La espasticidad puede afectar tanto a niños como a jóvenes, adultos o ancianos, dependiendo de la causa que la origine, aunque el tratamiento dependerá del cuadro que tenga el paciente.
Existen diversas enfermedades o afecciones poco conocidas por las personas y a veces por la propia medicina, y una de ellas tiene como protagonista a la espasticidad, que es muy frecuente en personas con enfermedades y secuelas neurológicas y, si no es tratada a tiempo, puede impactar notablemente en la calidad de vida de quienes la padecen.
Cabe destacar, que es una secuela común en las personas que han sufrido un accidente cerebrovascular (ACV), parálisis cerebral, lesiones medulares o con enfermedades como esclerosis múltiple u otras patologías asociadas al sistema nervioso central. Lo cierto, es que la espasticidad es un trastorno motor producido por una lesión en el sistema nervioso central que ocasiona muchas limitaciones al paciente.
Se define como un desorden motor caracterizado por un aumento del reflejo tónico de estiramiento que genera un aumento del tono muscular y que afecta la movilidad de quienes lo padecen. Se trata de un trastorno que no tiene cura, es crónico, y tiende a empeorar si no se lo trata correctamente.
Para saber cuál es su frecuencia de aparición, hay que decir que si bien es desconocida por muchos, la espasticidad es más frecuente de lo que se cree. Puede afectar tanto a niños como a jóvenes, adultos o ancianos, dependiendo de la causa que la origine. Es una condición que afecta por igual a hombres y mujeres.
En tanto, el porcentaje de apariciones depende de la condición que la origina, por ejemplo: Esclerosis múltiple: 84%, Encefalopatía crónica no evolutiva (ECNE o PC): 70% a 80%, Lesiones medulares: 60% a 78%, ACV (Accidente cerebrovascular): 20% a 30% y TEC (Traumatismo de cráneo): 13% a 20%. En cuanto al impacto que puede alterar en la calidad de vida de alguien, es que suele ocasionar la pérdida de la capacidad funcional en general. Esto impacta notablemente en la calidad de vida de quienes la padecen, afectando sus rutinas.
El trastorno limita a las personas, que comienzan a padecer dificultades motoras: alteraciones para manipular objetos, lograr alcances, vestirse, caminar, higienizarse, entre otras.

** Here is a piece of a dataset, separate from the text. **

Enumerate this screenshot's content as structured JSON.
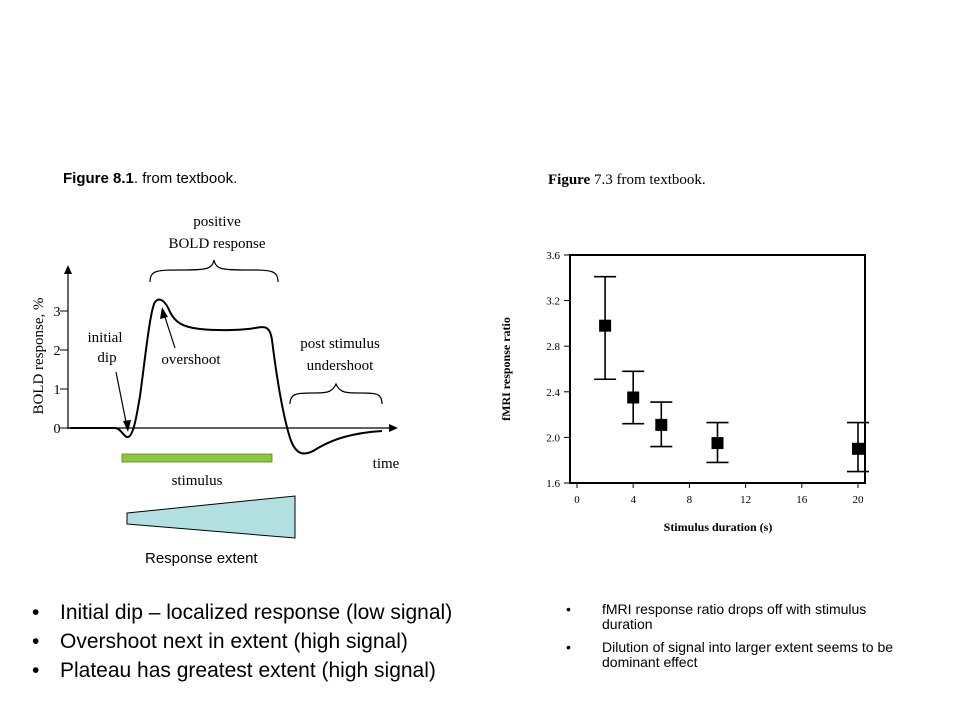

Además, la espasticidad puede ocasionar mucho dolor. Otra situación clave que los especialistas en este campo se atreven a confiar es que, más allá de lo físico, esta condición altera también el ritmo del sueño y, en algunos casos, genera síndrome depresivo, situación que empeora el cuadro si no se toman las medidas requeridas.
Un punto importante a saber es que la espasticidad en sí misma no puede prevenirse, pero sí se puede evitar y prevenir la aparición de un ACV o de una lesión medular, por ejemplo. Una vez instaurada la lesión neurológica, lo que se puede hacer es evitar que la espasticidad empeore. Por ello es fundamental el diagnóstico precoz del médico fisiatra y el equipo de rehabilitación.
Finalmente, este diagnóstico permite evitar las complicaciones típicas de esta condición: dolor, deformidades, lesiones de piel, alteraciones en la esfera psicológica e impacto funcional. Por tal motivo, y como siempre se recomienda en estos casos, si existe alguna duda, malestar o síntoma, hay que acudir a un profesional de la salud para tratar el tema.
Espasticidad ¿Cómo se la trata?Es vital entender que esta afección debe tratarse con un equipo multidisciplinario en el que intervengan médicos fisiatras, neurólogos, kinesiólogos, terapistas ocupacionales y fonoaudiólogos. Es clave que el tratamiento implique distintos abordajes y técnicas, con el objetivo de reducir el impacto de la espasticidad en los pacientes.
La misma puede tratarse con fármacos que actúan como relajantes musculares; infiltraciones con toxina botulínica, que actúan solo sobre los músculos afectados; yesos seriados; cirugías ortopédicas o neurocirugías.